El Cuarteto de 1968 es una espléndida muestra de búsquedas ingeniosas, cinco breves movimientos que parecen cinco temperamentos y en los que abundan algunos de los lugares comunes de la vanguardia de posguerra, como la obsesiva búsqueda de esquivar la frase; no hay frases, ni siquiera se apuntan, hay notas tenidas en alguno del los instrumentos que permiten el paso a esos hallazgos gramaticales que tanto gustaban a las huestes de los nacidos en la década de hace cien años. Uno de ellos, y que afecta a la música de la segunda mitad del siglo XX, no solo a la vanguardia, es lo que podríamos llamar el inopinado fortissimo. Este tipo de fortissimo era uno de los mecanismos que permitían esquivar o al menos disimular la ausencia de ideas. Es insistente a lo largo de muchos años; no se salva ni Tippett, aunque sí Britten, éste del que se supone que Boulez sugirió con su habitual sutileza brutal que no era un compositor. Hay movimientos, como el llamado Come un mecanismo di precisione (esto ya dice mucho), una ingeniosa secuencia de pizzicati de todo tipo en algo más de tres minutos, una gran búsqueda sonora que hoy sí vemos inane, tal vez no en 1968: fragmento para ver, el audio solo puede llamar a confusión. Con el Cuarteto de 1968 pasamos, en efecto, a hablar de gramática y de hallazgos ingeniosos, no de drama o su contrario, la pura diversión sonora. Ni Ortega hubiera previsto tal deshumanización del arte, prese a que la celebraba. A esa discusión reducía la música la vanguardia europea de posguerra. Parece mentira que esta acumulación de tópicos la haya compuesto el autor del Réquiem de tres años antes. Qué vieja queda la vanguardia, vista hoy. Era un buen salvavidas para mentes ingeniosas y carentes de talento artístico como Stockhausen, para dogmáticos inquisitoriales como Boulez (que comprendió que ya vivía bien con su Martillo o su Pli, y se convirtió en el mejor director de orquesta), pero que Ligeti cayera en ello solo se explica porque llegaba del Terror oficial. Para caer en lo que Dutilleux llamaba el terrorismo de Darmstadt.

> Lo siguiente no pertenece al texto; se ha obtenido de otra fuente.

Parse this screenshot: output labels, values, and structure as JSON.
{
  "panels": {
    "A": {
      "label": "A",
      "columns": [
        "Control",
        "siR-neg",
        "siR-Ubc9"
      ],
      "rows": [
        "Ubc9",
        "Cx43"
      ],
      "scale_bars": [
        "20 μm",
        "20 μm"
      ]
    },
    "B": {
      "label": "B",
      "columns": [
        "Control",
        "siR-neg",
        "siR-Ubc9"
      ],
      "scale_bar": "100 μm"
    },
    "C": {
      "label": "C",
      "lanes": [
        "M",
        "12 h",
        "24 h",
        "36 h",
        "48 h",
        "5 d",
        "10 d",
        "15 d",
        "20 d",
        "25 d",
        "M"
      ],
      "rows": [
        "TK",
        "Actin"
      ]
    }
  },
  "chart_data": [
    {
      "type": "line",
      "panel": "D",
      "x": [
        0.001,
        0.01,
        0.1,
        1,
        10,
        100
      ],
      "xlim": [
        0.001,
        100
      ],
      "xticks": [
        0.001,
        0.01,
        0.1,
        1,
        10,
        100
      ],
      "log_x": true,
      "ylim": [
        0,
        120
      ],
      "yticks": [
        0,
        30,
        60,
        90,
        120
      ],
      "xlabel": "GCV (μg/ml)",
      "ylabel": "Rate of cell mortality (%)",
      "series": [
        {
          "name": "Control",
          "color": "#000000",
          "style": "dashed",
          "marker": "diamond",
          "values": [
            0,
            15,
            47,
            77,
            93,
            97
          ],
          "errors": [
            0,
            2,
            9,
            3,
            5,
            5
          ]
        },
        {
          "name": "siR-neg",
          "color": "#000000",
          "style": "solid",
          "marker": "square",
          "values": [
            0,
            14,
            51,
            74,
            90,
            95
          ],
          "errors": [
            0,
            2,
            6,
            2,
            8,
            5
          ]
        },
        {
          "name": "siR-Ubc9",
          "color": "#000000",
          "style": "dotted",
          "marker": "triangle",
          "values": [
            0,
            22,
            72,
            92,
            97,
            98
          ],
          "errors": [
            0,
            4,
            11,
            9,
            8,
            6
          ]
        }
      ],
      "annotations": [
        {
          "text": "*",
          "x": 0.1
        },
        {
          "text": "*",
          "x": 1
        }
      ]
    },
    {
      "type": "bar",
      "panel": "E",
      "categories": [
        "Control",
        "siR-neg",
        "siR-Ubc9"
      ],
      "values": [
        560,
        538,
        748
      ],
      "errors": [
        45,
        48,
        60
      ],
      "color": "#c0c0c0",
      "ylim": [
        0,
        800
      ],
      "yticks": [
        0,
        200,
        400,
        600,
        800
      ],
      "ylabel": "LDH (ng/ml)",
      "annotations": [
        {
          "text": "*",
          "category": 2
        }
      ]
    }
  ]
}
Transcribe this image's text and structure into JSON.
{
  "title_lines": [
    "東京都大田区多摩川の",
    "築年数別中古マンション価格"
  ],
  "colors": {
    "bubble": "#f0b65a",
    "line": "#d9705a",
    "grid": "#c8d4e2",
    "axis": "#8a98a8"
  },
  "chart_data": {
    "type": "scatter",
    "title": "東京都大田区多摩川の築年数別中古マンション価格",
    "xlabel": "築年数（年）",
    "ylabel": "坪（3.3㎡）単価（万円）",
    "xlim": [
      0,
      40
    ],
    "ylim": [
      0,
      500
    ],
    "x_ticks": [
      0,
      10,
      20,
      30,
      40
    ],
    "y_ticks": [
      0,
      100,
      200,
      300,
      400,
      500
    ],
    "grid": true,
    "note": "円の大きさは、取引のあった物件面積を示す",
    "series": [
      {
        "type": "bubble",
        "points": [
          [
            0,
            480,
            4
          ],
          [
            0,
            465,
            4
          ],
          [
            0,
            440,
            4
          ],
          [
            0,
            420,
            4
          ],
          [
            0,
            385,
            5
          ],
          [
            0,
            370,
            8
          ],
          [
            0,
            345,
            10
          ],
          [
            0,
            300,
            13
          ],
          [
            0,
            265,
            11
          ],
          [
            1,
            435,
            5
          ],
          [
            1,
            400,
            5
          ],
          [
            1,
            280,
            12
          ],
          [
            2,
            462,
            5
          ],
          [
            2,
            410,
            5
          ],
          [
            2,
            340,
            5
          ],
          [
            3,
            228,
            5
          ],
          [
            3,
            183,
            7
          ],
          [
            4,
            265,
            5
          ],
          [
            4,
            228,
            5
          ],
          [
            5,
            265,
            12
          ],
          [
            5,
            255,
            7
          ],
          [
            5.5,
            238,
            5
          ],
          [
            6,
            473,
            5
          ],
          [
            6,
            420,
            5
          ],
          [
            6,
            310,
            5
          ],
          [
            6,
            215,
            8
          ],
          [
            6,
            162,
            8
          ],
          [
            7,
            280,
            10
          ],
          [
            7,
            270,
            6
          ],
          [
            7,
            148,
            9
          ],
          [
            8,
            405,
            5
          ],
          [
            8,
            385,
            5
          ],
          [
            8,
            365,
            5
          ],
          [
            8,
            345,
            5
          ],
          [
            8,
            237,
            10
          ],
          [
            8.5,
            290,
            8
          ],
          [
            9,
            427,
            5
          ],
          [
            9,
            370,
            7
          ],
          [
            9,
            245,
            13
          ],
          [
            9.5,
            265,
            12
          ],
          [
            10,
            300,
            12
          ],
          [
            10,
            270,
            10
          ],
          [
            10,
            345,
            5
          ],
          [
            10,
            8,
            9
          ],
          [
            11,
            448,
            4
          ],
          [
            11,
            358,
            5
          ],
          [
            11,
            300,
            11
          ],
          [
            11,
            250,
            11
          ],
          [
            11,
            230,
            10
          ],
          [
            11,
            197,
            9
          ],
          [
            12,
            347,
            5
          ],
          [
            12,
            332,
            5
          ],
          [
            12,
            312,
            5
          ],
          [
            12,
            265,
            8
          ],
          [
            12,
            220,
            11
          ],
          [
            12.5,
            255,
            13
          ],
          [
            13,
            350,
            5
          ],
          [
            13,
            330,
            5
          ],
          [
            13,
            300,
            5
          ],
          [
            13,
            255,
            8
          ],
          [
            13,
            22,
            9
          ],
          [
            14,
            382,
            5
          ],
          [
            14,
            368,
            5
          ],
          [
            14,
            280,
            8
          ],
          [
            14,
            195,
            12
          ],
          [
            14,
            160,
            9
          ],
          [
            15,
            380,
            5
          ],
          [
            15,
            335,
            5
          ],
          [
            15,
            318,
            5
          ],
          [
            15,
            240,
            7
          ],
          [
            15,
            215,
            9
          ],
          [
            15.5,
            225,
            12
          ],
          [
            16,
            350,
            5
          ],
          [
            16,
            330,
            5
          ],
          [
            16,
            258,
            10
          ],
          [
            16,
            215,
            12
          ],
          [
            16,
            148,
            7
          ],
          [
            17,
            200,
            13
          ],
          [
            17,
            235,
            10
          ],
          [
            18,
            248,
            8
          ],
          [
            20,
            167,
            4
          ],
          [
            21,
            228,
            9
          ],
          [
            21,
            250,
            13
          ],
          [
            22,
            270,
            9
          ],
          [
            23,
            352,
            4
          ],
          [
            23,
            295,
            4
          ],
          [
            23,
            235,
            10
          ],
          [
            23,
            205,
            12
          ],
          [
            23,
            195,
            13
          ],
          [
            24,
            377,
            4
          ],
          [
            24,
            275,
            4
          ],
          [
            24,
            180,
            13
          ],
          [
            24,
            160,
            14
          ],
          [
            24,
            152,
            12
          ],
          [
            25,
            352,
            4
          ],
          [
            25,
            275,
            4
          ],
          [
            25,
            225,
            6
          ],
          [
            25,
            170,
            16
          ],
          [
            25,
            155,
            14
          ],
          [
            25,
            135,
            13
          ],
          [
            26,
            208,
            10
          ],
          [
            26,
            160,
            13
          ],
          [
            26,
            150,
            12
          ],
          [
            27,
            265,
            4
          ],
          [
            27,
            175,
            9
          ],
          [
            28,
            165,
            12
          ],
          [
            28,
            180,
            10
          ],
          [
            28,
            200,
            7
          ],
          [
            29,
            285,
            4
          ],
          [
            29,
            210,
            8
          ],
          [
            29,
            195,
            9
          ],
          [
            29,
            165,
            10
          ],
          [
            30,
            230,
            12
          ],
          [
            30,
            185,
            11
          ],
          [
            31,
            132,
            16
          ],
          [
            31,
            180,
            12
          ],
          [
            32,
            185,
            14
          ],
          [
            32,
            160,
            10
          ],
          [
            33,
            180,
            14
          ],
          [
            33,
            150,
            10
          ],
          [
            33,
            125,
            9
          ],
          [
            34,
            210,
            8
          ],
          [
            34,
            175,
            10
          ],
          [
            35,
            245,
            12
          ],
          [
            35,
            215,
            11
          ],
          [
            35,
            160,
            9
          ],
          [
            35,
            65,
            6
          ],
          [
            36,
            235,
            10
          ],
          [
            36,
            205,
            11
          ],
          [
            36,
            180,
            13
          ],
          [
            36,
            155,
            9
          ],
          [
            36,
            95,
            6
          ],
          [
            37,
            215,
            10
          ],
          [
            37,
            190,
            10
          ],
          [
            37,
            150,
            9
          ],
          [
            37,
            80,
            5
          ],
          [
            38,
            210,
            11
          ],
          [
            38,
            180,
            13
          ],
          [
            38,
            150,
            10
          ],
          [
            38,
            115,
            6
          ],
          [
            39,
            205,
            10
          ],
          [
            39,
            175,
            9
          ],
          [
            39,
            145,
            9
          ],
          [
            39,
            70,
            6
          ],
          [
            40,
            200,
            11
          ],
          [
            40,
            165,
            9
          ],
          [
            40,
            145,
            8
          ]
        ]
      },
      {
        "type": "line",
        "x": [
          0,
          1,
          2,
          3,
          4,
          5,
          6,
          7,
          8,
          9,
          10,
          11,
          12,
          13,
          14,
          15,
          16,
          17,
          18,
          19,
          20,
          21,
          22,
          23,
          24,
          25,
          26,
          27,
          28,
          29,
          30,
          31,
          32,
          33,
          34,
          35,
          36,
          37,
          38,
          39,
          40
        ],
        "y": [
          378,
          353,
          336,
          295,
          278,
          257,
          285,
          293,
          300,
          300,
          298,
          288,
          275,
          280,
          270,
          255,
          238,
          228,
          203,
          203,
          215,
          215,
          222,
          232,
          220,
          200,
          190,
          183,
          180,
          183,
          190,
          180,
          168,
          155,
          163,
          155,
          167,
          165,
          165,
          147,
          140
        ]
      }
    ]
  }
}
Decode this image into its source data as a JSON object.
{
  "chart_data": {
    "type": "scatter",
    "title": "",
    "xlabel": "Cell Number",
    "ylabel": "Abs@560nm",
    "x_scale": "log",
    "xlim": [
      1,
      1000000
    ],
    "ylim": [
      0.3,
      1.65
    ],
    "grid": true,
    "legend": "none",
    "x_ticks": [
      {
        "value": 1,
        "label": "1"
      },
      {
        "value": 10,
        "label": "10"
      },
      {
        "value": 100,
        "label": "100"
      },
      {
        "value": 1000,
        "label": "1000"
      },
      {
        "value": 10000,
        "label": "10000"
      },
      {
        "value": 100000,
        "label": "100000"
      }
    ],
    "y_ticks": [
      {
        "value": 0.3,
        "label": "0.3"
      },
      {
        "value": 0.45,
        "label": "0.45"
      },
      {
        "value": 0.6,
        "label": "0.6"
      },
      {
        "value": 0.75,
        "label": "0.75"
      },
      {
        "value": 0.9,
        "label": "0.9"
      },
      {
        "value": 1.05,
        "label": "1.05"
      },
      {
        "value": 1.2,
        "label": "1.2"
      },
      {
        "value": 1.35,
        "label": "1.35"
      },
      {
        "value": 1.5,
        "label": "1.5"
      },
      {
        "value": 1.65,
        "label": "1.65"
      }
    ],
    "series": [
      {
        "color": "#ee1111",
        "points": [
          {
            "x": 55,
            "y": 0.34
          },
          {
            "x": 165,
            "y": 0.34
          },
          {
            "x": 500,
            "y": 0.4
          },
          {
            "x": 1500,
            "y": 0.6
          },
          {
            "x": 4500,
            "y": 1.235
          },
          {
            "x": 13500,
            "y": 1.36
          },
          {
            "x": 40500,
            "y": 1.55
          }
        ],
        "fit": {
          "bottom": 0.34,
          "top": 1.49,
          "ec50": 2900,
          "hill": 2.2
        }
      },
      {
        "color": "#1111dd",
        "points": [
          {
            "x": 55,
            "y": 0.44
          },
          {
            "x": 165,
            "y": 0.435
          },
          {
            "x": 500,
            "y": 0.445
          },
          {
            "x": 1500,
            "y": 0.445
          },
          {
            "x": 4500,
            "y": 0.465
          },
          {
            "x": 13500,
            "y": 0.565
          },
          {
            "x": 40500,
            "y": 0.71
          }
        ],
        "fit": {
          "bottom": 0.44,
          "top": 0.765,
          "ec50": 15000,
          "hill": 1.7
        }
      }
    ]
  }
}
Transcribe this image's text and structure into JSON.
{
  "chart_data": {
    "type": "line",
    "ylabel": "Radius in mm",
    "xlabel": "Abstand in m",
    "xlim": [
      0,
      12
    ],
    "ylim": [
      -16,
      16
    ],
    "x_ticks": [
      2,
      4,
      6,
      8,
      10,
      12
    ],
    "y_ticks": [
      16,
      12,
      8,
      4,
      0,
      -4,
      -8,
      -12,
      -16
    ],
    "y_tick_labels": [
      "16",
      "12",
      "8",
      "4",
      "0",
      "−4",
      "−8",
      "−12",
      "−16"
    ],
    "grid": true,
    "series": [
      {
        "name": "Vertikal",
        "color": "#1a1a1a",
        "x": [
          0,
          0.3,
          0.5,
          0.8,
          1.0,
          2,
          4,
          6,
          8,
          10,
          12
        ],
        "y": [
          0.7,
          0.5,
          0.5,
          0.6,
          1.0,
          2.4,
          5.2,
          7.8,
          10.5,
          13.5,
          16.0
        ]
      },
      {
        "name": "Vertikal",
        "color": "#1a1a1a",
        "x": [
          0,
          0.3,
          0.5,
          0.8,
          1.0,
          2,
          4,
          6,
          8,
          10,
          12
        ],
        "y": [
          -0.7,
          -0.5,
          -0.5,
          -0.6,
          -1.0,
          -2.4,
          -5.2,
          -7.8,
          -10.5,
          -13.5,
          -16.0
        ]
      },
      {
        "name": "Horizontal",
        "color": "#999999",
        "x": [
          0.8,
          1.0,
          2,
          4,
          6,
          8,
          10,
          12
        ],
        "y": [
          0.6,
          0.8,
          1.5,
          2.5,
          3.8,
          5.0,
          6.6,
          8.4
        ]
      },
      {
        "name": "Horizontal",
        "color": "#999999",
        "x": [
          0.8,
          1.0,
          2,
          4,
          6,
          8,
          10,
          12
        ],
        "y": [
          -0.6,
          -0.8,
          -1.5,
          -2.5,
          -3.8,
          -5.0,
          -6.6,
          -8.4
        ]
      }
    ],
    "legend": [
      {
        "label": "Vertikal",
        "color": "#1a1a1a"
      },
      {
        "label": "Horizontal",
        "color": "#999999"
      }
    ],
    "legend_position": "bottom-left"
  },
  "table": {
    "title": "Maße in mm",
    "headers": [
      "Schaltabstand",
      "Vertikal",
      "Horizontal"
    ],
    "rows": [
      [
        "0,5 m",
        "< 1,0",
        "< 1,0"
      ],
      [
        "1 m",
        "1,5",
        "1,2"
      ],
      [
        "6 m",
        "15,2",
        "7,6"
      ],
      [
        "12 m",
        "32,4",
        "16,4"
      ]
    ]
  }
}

En cualquier caso, se trataba de un concierto de gran interés. Nos mostraba dos aspectos de un compositor que pasa por ser uno de los siete u ocho vanguardistas nacidos entre Maderna y Stockhausen (siempre él, caramba). Que conste que el Cuarteto de 1968 no ofende (no todas las obras de esta generación pueden presumir de lo mismo), incluso es interesante ver cómo nos plantea, cómo se resuelve el más difícil todavía. La Vanguardia empieza a ser tocada como pieza de museo. Al contrario que, qué sé yo, Debussy o Janáček, incluso Zimmermann, que fue más lejos que todos ellos siendo ocho, diez años mayor. El Cuarteto Diótima no solo cumplió con su deber, es que dio una lección artística en todo momento, incluidos los momentos (digamos) peligrosos.